Hundreds of dying people take their own lives in this country every year, and it is an area that until now there is precious little research into. Those who oppose assisted dying pretend that the law is safe and working well here in the UK but provide no answer to address these tragic deaths. Terminally ill people, suffering against their wishes at the ends of their lives, need a safe and lawful way to take control over their deaths or else these suicides will continue to happen.

Each and every family member, who we spoke to for the report, was clear that if assisted dying were an option here in this country, they would have made that choice. Instead, they felt forced to end their own lives behind closed doors and away from their loved ones, without any oversight from the authorities.

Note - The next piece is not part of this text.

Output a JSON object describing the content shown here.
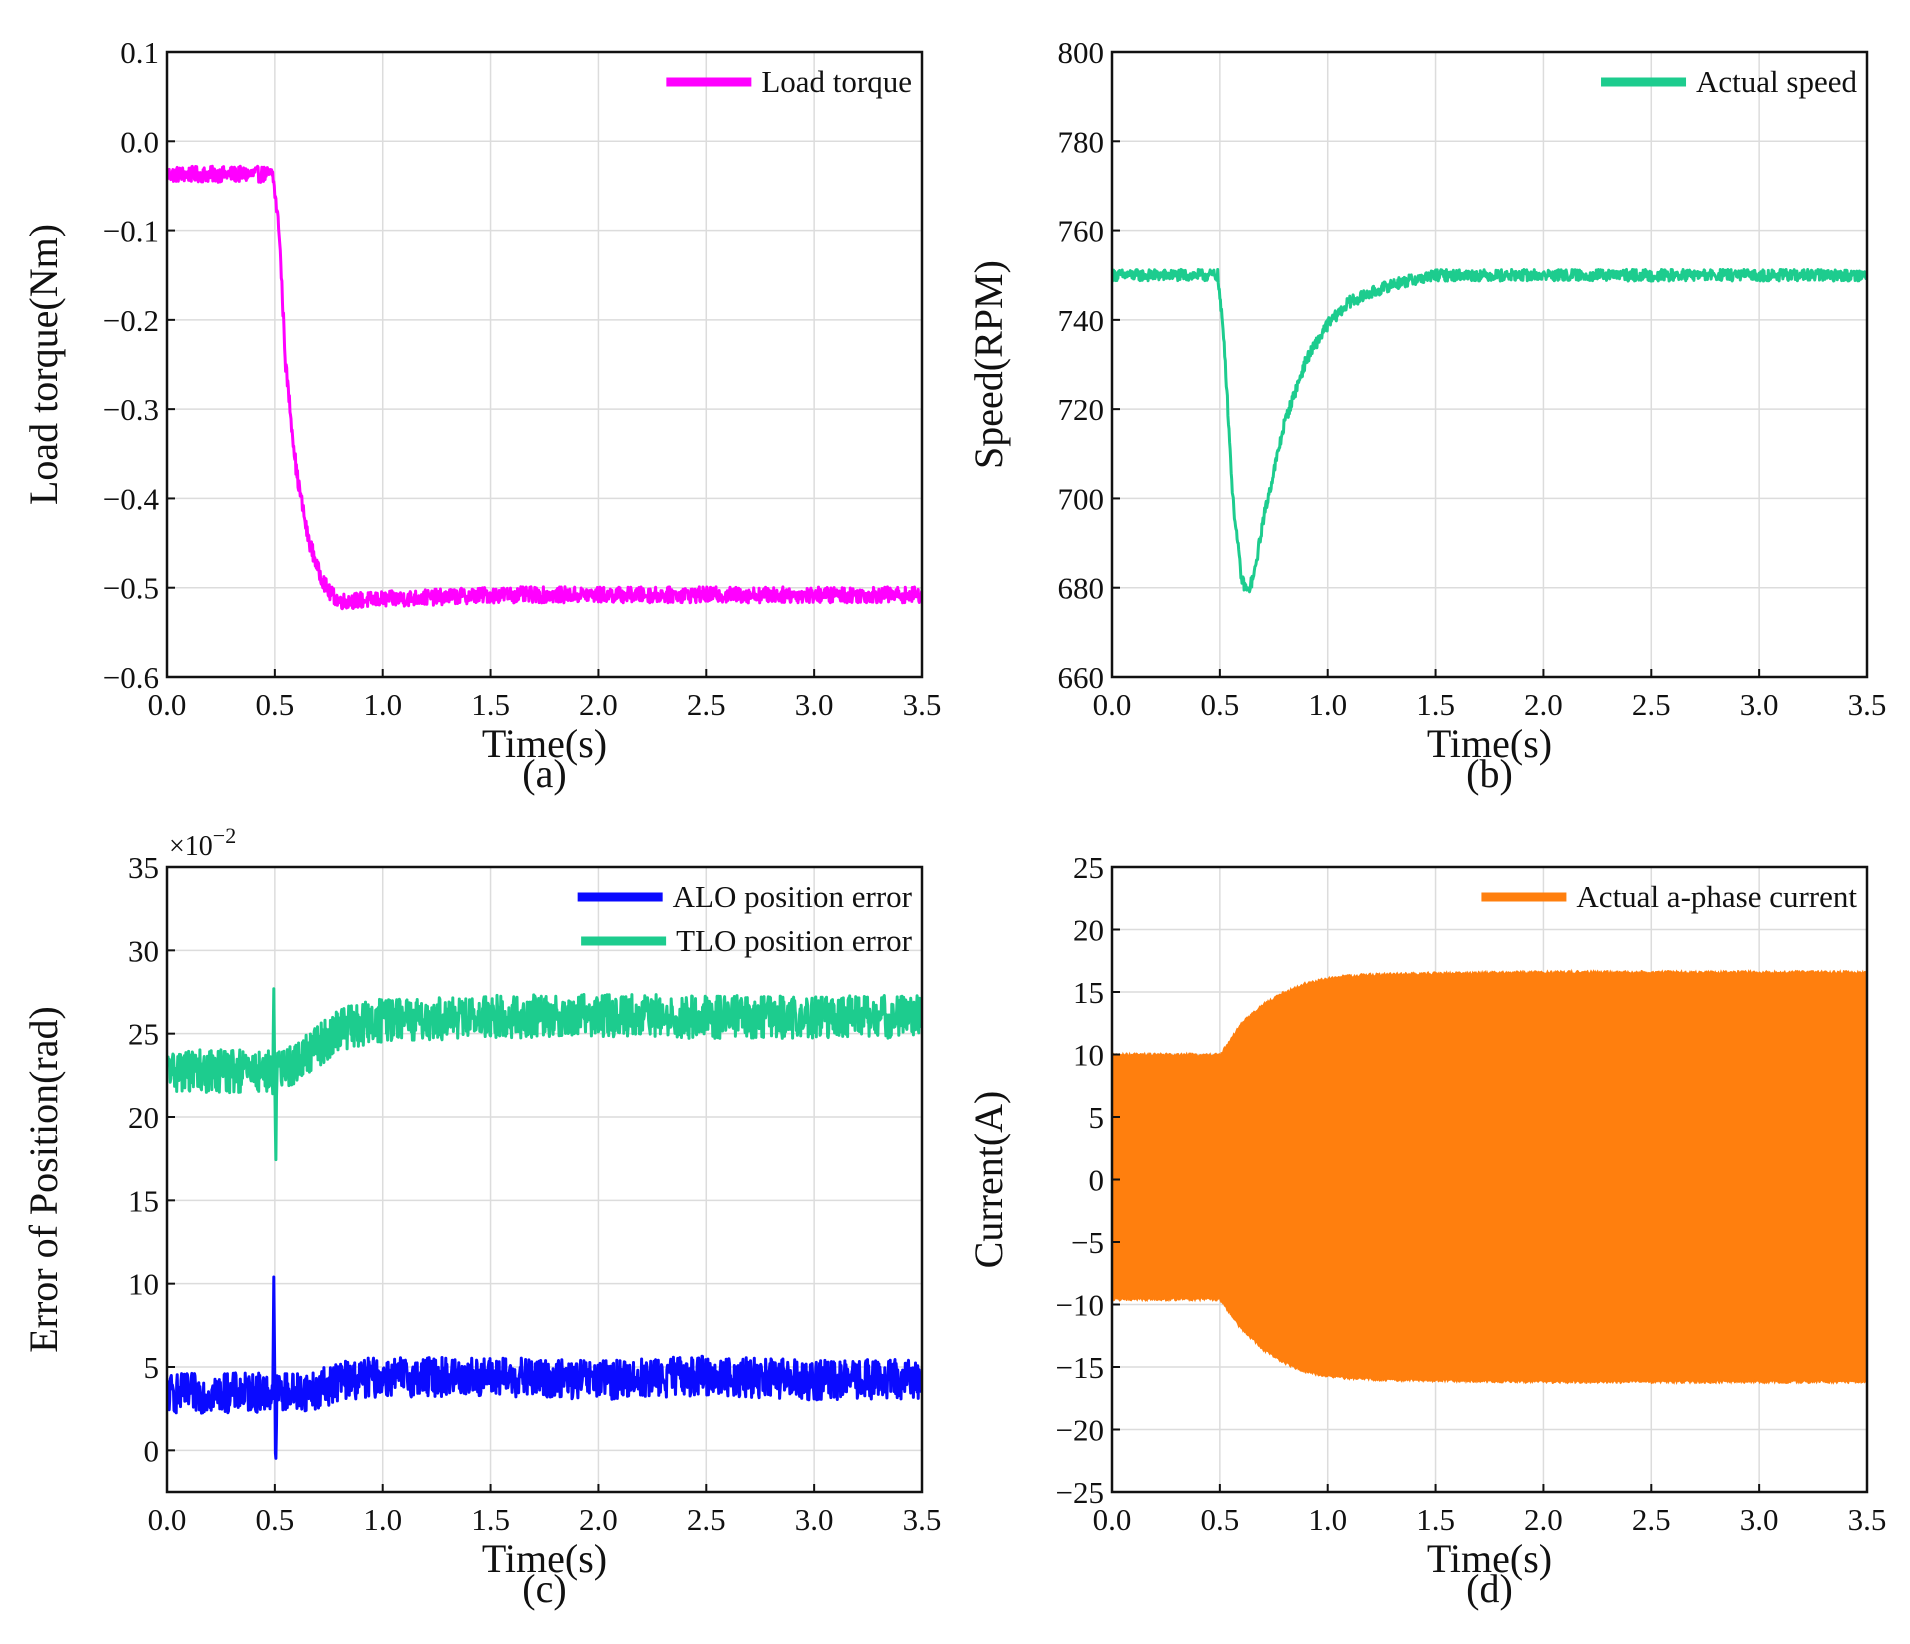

Our two previous reports on the consequences of the blanket ban on assisted dying tell similar stories. The True Cost of Dignitas looked at the real stories behind the dozens of dying Brits who travel to Switzerland to end their own lives every year. Far from being an easy option, people who had faced that choice told us it was expensive, extremely difficult to navigate and often impossible to access due to laws here in the UK.

We now have more evidence than ever before that assisted dying works well in countries like our own

Due to inconsistent application of the law, we found that many dying people were unable to access an assisted death in Switzerland, while many others were able to do so without any scrutiny by authorities here in the UK. The law therefore offered at most only obstacles, and at no point provided safeguards or protections for vulnerable people.

The Inescapable Truth examined the reality of people dying here in the UK while in receipt of our world-class palliative and hospice care. While the vast majority of terminally ill people can have a peaceful and dignified death here in the UK, for the first time we were able to quantify the number of dying people, who even with the very best care, would suffer at the ends of their lives.

Without an assisted dying law, 17 people a day in the UK die with unrelieved pain. Many more will die without adequate symptom control or die an undignified death. Others will choose to withdraw life-sustaining treatment or choose to stop eating and drinking, thereby dying long, drawn-out deaths – all without anywhere near the safeguards proposed by the Assisted Dying Bill.

Six years after the House of Lords last gave its support to this legislation, we now have more evidence than ever before that assisted dying works well in countries like our own. In 11 States of the USA, 5 States of Australia and New Zealand, robust laws have been crafted that give dying people choice at the end of life.

They have been shown to work safely and provide protection to potentially vulnerable groups – in Oregon, where assisted dying has been legal for almost 25 years, Disability Rights Oregon reports that it has never received a single complaint about the law.

Faced with proof that our blanket ban on assisted dying is causing huge suffering to dying people and their families, and provided with evidence that laws providing choice at the end of life work without any realisation of the hypothetical concerns of opponents, the House of Lords must today give approval to Baroness Meacher’s Bill.

To object to the Bill is to approve of the status quo, a status quo that is unsafe, unfair and does not command the support of the British people.